Crime /

Chicago Mayor Says ‘Carjacking Crisis’ Might be Correlated with Remote Learning, School Closures


Chicago Mayor Lori Lightfoot suggests the city’s carjacking “crisis” and rise in violent crime could be a result of “remote learning.”

The Democrat spoke with reporters this week when she was asked to comment on growing questions over safety and security in the Windy City.

“We are seeing an inordinate number of juveniles that are the perpetrators of these carjackings.
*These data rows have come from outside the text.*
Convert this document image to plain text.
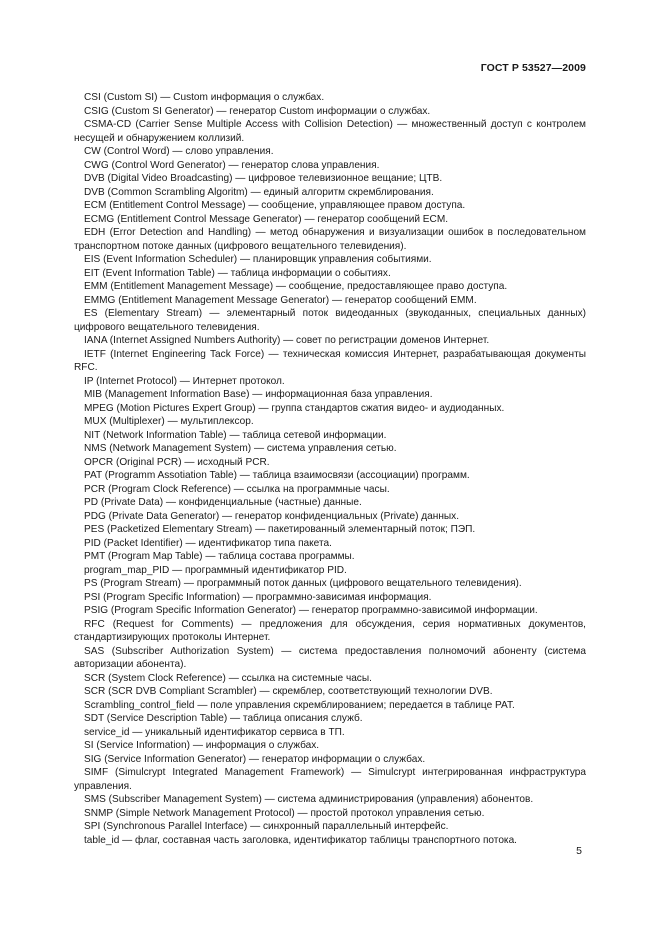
ГОСТ Р 53527—2009

CSI (Custom SI) — Custom информация о службах.

CSIG (Custom SI Generator) — генератор Custom информации о службах.

CSMA-CD (Carrier Sense Multiple Access with Collision Detection) — множественный доступ с контролем несущей и обнаружением коллизий.

CW (Control Word) — слово управления.

CWG (Control Word Generator) — генератор слова управления.

DVB (Digital Video Broadcasting) — цифровое телевизионное вещание; ЦТВ.

DVB (Common Scrambling Algoritm) — единый алгоритм скремблирования.

ECM (Entitlement Control Message) — сообщение, управляющее правом доступа.

ECMG (Entitlement Control Message Generator) — генератор сообщений ECM.

EDH (Error Detection and Handling) — метод обнаружения и визуализации ошибок в последовательном транспортном потоке данных (цифрового вещательного телевидения).

EIS (Event Information Scheduler) — планировщик управления событиями.

EIT (Event Information Table) — таблица информации о событиях.

EMM (Entitlement Management Message) — сообщение, предоставляющее право доступа.

EMMG (Entitlement Management Message Generator) — генератор сообщений EMM.

ES (Elementary Stream) — элементарный поток видеоданных (звукоданных, специальных данных) цифрового вещательного телевидения.

IANA (Internet Assigned Numbers Authority) — совет по регистрации доменов Интернет.

IETF (Internet Engineering Tack Force) — техническая комиссия Интернет, разрабатывающая документы RFC.

IP (Internet Protocol) — Интернет протокол.

MIB (Management Information Base) — информационная база управления.

MPEG (Motion Pictures Expert Group) — группа стандартов сжатия видео- и аудиоданных.

MUX (Multiplexer) — мультиплексор.

NIT (Network Information Table) — таблица сетевой информации.

NMS (Network Management System) — система управления сетью.

OPCR (Original PCR) — исходный PCR.

PAT (Programm Assotiation Table) — таблица взаимосвязи (ассоциации) программ.

PCR (Program Clock Reference) — ссылка на программные часы.

PD (Private Data) — конфиденциальные (частные) данные.

PDG (Private Data Generator) — генератор конфиденциальных (Private) данных.

PES (Packetized Elementary Stream) — пакетированный элементарный поток; ПЭП.

PID (Packet Identifier) — идентификатор типа пакета.

PMT (Program Map Table) — таблица состава программы.

program_map_PID — программный идентификатор PID.

PS (Program Stream) — программный поток данных (цифрового вещательного телевидения).

PSI (Program Specific Information) — программно-зависимая информация.

PSIG (Program Specific Information Generator) — генератор программно-зависимой информации.

RFC (Request for Comments) — предложения для обсуждения, серия нормативных документов, стандартизирующих протоколы Интернет.

SAS (Subscriber Authorization System) — система предоставления полномочий абоненту (система авторизации абонента).

SCR (System Clock Reference) — ссылка на системные часы.

SCR (SCR DVB Compliant Scrambler) — скремблер, соответствующий технологии DVB.

Scrambling_control_field — поле управления скремблированием; передается в таблице PAT.

SDT (Service Description Table) — таблица описания служб.

service_id — уникальный идентификатор сервиса в ТП.

SI (Service Information) — информация о службах.

SIG (Service Information Generator) — генератор информации о службах.

SIMF (Simulcrypt Integrated Management Framework) — Simulcrypt интегрированная инфраструктура управления.

SMS (Subscriber Management System) — система администрирования (управления) абонентов.

SNMP (Simple Network Management Protocol) — простой протокол управления сетью.

SPI (Synchronous Parallel Interface) — синхронный параллельный интерфейс.

table_id — флаг, составная часть заголовка, идентификатор таблицы транспортного потока.

5
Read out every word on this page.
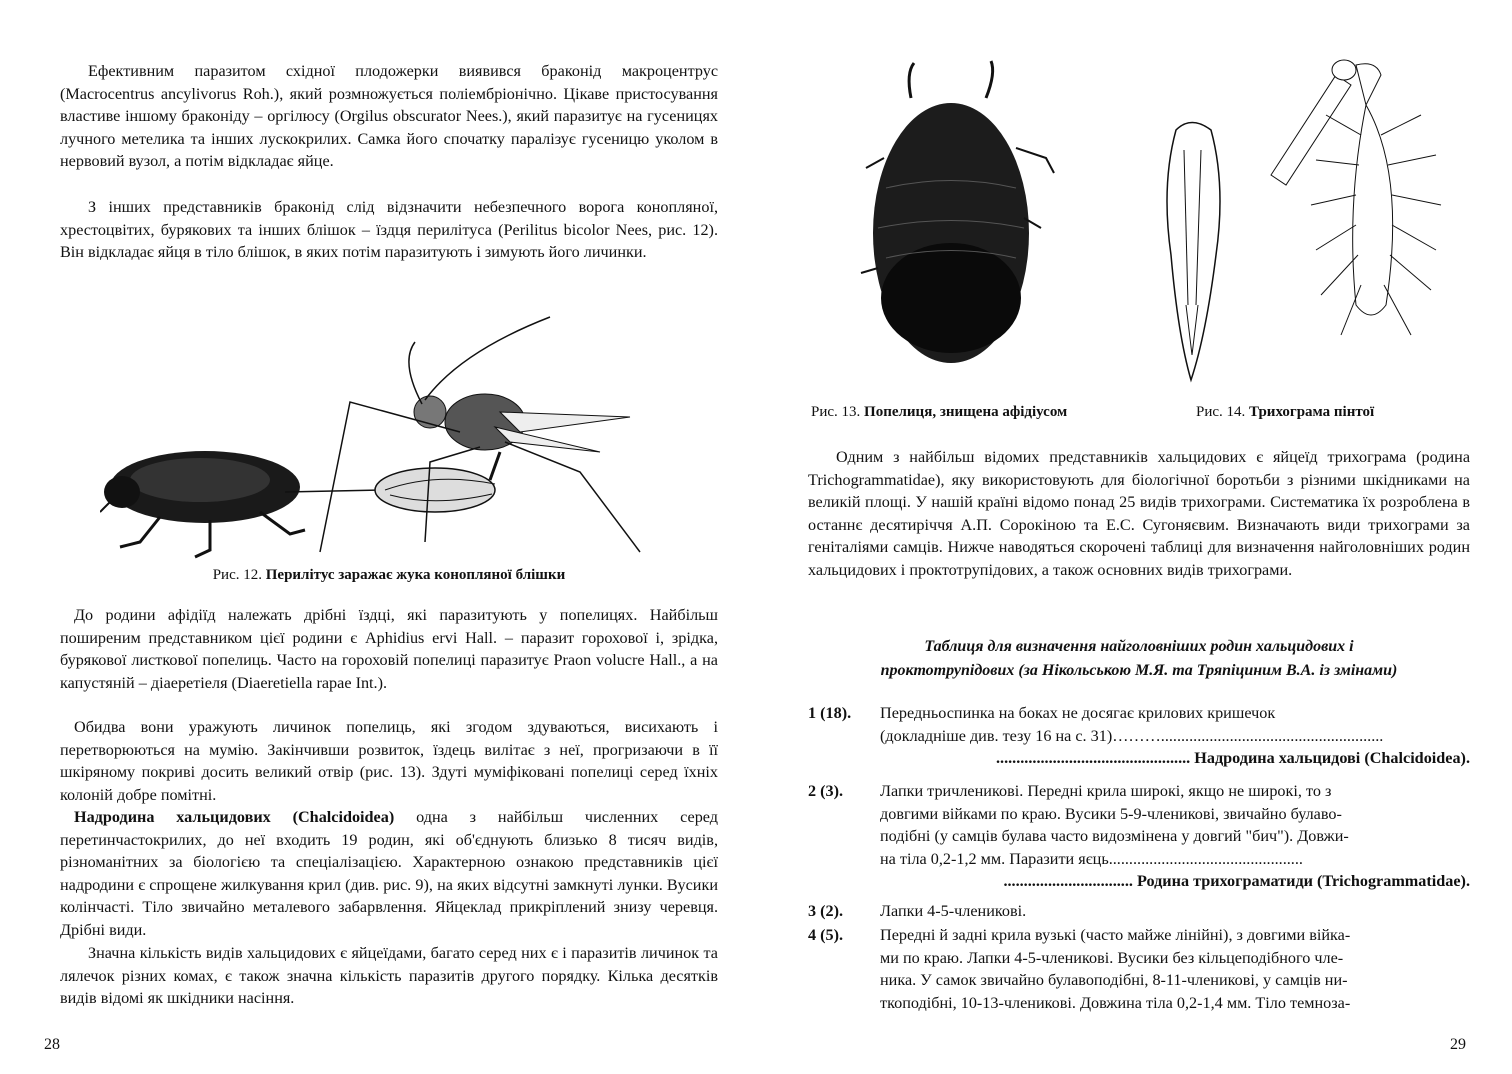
Ефективним паразитом східної плодожерки виявився браконід макроцентрус (Macrocentrus ancylivorus Roh.), який розмножується поліембріонічно. Цікаве пристосування властиве іншому браконіду – оргілюсу (Orgilus obscurator Nees.), який паразитує на гусеницях лучного метелика та інших лускокрилих. Самка його спочатку паралізує гусеницю уколом в нервовий вузол, а потім відкладає яйце.

З інших представників браконід слід відзначити небезпечного ворога конопляної, хрестоцвітих, бурякових та інших блішок – їздця перилітуса (Perilitus bicolor Nees, рис. 12). Він відкладає яйця в тіло блішок, в яких потім паразитують і зимують його личинки.

Рис. 12. Перилітус заражає жука коноплянoї блішки

До родини афідіїд належать дрібні їздці, які паразитують у попелицях. Найбільш поширеним представником цієї родини є Aphidius ervi Hall. – паразит горохової і, зрідка, бурякової листкової попелиць. Часто на гороховій попелиці паразитує Praon volucre Hall., а на капустяній – діаеретіеля (Diaeretiella rapae Int.).

Обидва вони уражують личинок попелиць, які згодом здуваються, висихають і перетворюються на мумію. Закінчивши розвиток, їздець вилітає з неї, прогризаючи в її шкіряному покриві досить великий отвір (рис. 13). Здуті муміфіковані попелиці серед їхніх колоній добре помітні.

Надродина хальцидових (Chalcidoidea) одна з найбільш численних серед перетинчастокрилих, до неї входить 19 родин, які об'єднують близько 8 тисяч видів, різноманітних за біологією та спеціалізацією. Характерною ознакою представників цієї надродини є спрощене жилкування крил (див. рис. 9), на яких відсутні замкнуті лунки. Вусики колінчасті. Тіло звичайно металевого забарвлення. Яйцеклад прикріплений знизу черевця. Дрібні види.

Значна кількість видів хальцидових є яйцеїдами, багато серед них є і паразитів личинок та лялечок різних комах, є також значна кількість паразитів другого порядку. Кілька десятків видів відомі як шкідники насіння.

28
Рис. 13. Попелиця, знищена афідіусом	Рис. 14. Трихограма пінтої

Одним з найбільш відомих представників хальцидових є яйцеїд трихограма (родина Trichogrammatidae), яку використовують для біологічної боротьби з різними шкідниками на великій площі. У нашій країні відомо понад 25 видів трихограми. Систематика їх розроблена в останнє десятиріччя А.П. Сорокіною та Е.С. Сугоняєвим. Визначають види трихограми за геніталіями самців. Нижче наводяться скорочені таблиці для визначення найголовніших родин хальцидових і проктотрупідових, а також основних видів трихограми.

Таблиця для визначення найголовніших родин хальцидових і
проктотрупідових (за Нікольською М.Я. та Тряпіциним В.А. із змінами)
1 (18). Передньоспинка на боках не досягає крилових кришечок
(докладніше див. тезу 16 на с. 31)……….......................................................
................................................ Надродина хальцидові (Chalcidoidea).
2 (3). Лапки тричленикові. Передні крила широкі, якщо не широкі, то з
довгими війками по краю. Вусики 5-9-членикові, звичайно булаво-
подібні (у самців булава часто видозмінена у довгий "бич"). Довжи-
на тіла 0,2-1,2 мм. Паразити яєць................................................
................................ Родина трихограматиди (Trichogrammatidae).
3 (2). Лапки 4-5-членикові.
4 (5). Передні й задні крила вузькі (часто майже лінійні), з довгими війка-
ми по краю. Лапки 4-5-членикові. Вусики без кільцеподібного чле-
ника. У самок звичайно булавоподібні, 8-11-членикові, у самців ни-
ткоподібні, 10-13-членикові. Довжина тіла 0,2-1,4 мм. Тіло темноза-
29
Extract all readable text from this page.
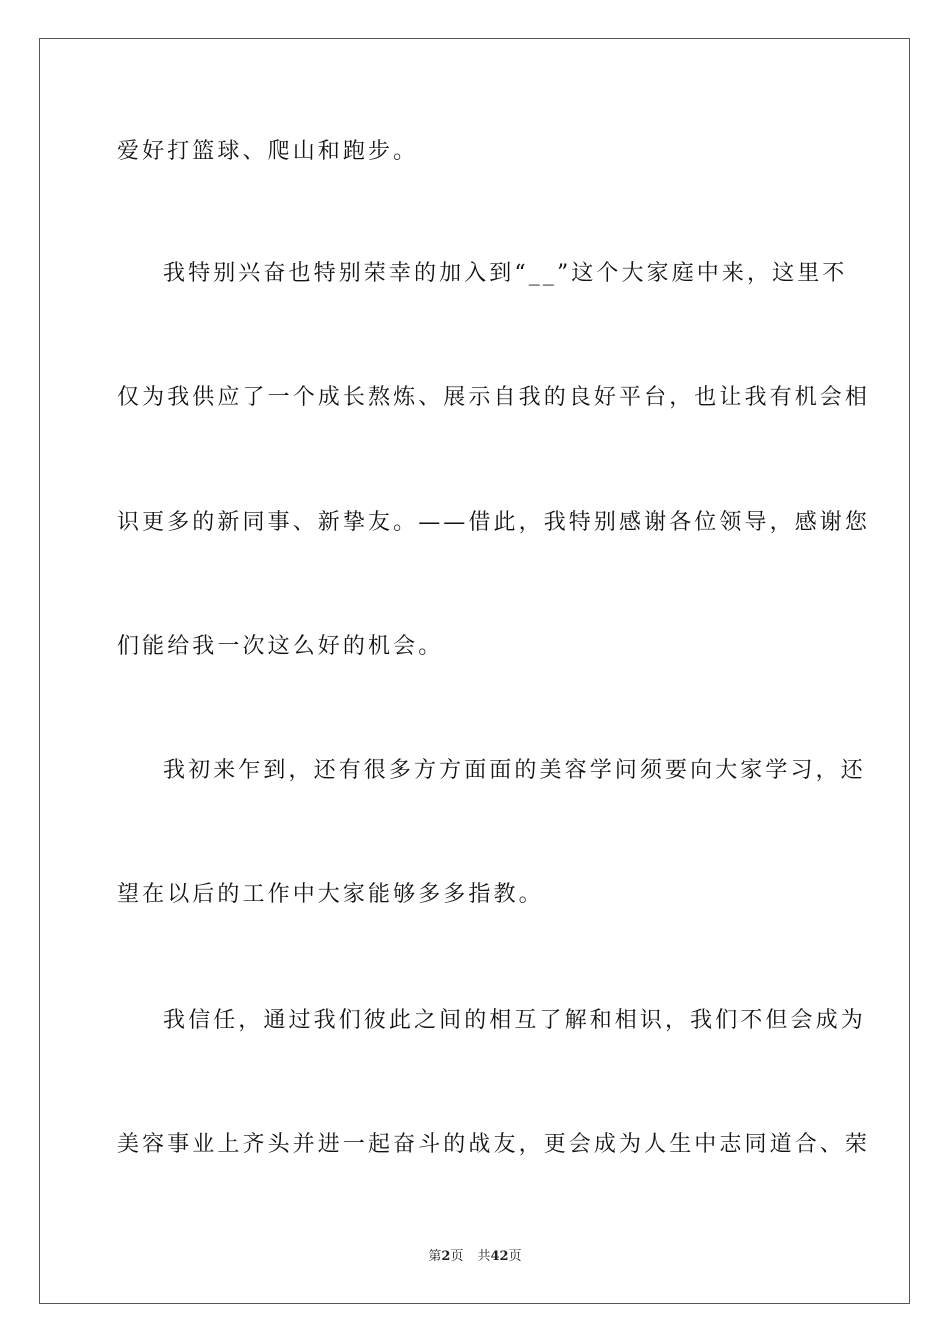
爱好打篮球、爬山和跑步。
我特别兴奋也特别荣幸的加入到“__”这个大家庭中来，这里不
仅为我供应了一个成长熬炼、展示自我的良好平台，也让我有机会相
识更多的新同事、新挚友。——借此，我特别感谢各位领导，感谢您
们能给我一次这么好的机会。
我初来乍到，还有很多方方面面的美容学问须要向大家学习，还
望在以后的工作中大家能够多多指教。
我信任，通过我们彼此之间的相互了解和相识，我们不但会成为
美容事业上齐头并进一起奋斗的战友，更会成为人生中志同道合、荣
第2页 共42页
I think in Chicago we have consistently seen 50 percent or higher of the people that we are arresting are juveniles,” said the Mayor of the country’s third largest city.

“We started seeing this rise in cases in 2020. And I’ll be frank and say in Chicago there was a correlation we believe between remote learning and the rise in carjackings,” she explained. “Having talked to state attorneys who are dealing with these cases in juvenile court and others, a lot of parents went to work during the day thinking their teenagers were logged on for remote learning, only to find something else. And I ask, ‘Is there some new market for stolen cars?’ And unfortunately the answer was no — that for many of these kids, some of whom had no prior involvement in the criminal justice system, this was pure boredom.”

“No resident in the city of Chicago or the Chicagoland area deserves to live in fear of violence,” Lightfoot concluded. “But the sad reality is that in the last year and a half in particular, there is a very real and pervasive fear of carjacking across our city, our region and our state. And in actuality carjackings have become a national crisis.”